Question: If the first point of trisection of AB is \[\left( {t,2t} \right)\] and the ends A, B moves on x and...

Question

If the first point of trisection of AB is $\left( {t,2t} \right)$ and the ends A, B moves on x and y axis respectively, then locus of midpoint of AB is
A. $x = y$
B. $2x = y$
C. $4x = y$
D. $x = 4y$

Answer 1

Solution

Here, we will divide a line segment into three parts. Then by using the section formula and the given co-ordinates we will find the coordinates of the line segment. Then by equating the co-ordinates of P, we will find the locus of midpoint of AB.

Formula Used:
Section formula: $\left( {\dfrac{{m{x_2} + n{x_1}}}{{m + n}},\dfrac{{m{y_2} + n{y_1}}}{{m + n}}} \right)$ where $m:n$ is the ratio of a point dividing the line segment and $\left( {{x_1},{y_1}} \right)$ , $\left( {{x_2},{y_2}} \right)$ are the coordinates of the line segment.

Complete step-by-step answer:
We will first draw the diagram based on the given information.

Let P and M be the points of Trisection of the line segment joining the points A $\left( {2h,0} \right)$ and B $\left( {0,2k} \right)$ such that P is nearer to A. Let P $\left( {t,2t} \right)$ and M $\left( {h,k} \right)$ be the co-ordinates of the points P and M.
Therefore, P divides the line segment in the ratio $1:2$ and Q divides the line segment in the ratio $2:1$ .
By using the section formula $\left( {\dfrac{{m{x_2} + n{x_1}}}{{m + n}},\dfrac{{m{y_2} + n{y_1}}}{{m + n}}} \right)$ , we get
$\Rightarrow$ Co-ordinates of P $= \left( {\dfrac{{1\left( 0 \right) + 2\left( {2h} \right)}}{{1 + 2}},\dfrac{{1\left( {2k} \right) + 2\left( 0 \right)}}{{1 + 2}}} \right)$
Multiplying the terms, we get
$\Rightarrow \left( {t,2t} \right) = \left( {\dfrac{{4h}}{3},\dfrac{{2k}}{3}} \right)$
$\Rightarrow \left( {\dfrac{{4h}}{3},\dfrac{{2k}}{3}} \right) = \left( {t,2t} \right)$
By comparing the co-ordinates of $x$ and $y$ , we get
$\Rightarrow \dfrac{{4h}}{3} = t$ and $\dfrac{{2k}}{3} = 2t$
$\Rightarrow 4h = 3t$ and $2k = 6t$
$\Rightarrow 4h = 3t$ and $k = 3t$
By substituting $k = 3t$ in $4h = 3t$ , we get
$4h = k$
So, by substituting the co-ordinates, we get
$\Rightarrow 4x = y$
Therefore, the locus of midpoint of AB is $4x = y$ and thus Option (C) is the correct answer.

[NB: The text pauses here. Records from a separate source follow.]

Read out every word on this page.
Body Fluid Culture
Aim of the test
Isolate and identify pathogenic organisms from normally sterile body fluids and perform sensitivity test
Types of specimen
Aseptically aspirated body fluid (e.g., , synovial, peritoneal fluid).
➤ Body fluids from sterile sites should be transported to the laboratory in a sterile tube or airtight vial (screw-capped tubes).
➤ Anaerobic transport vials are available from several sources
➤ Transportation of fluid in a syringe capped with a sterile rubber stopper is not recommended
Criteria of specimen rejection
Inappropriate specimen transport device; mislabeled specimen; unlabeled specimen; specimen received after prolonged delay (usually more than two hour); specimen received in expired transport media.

Note: We know that trisection is the division of a line segment into three equal parts. Section formula is used to determine the co-ordinate of a point that divides a line segment joining two points into two parts such that their ratio of length is $m:n$ . The sectional formula can also be used to find the co-ordinate of a point that lies outside a circle.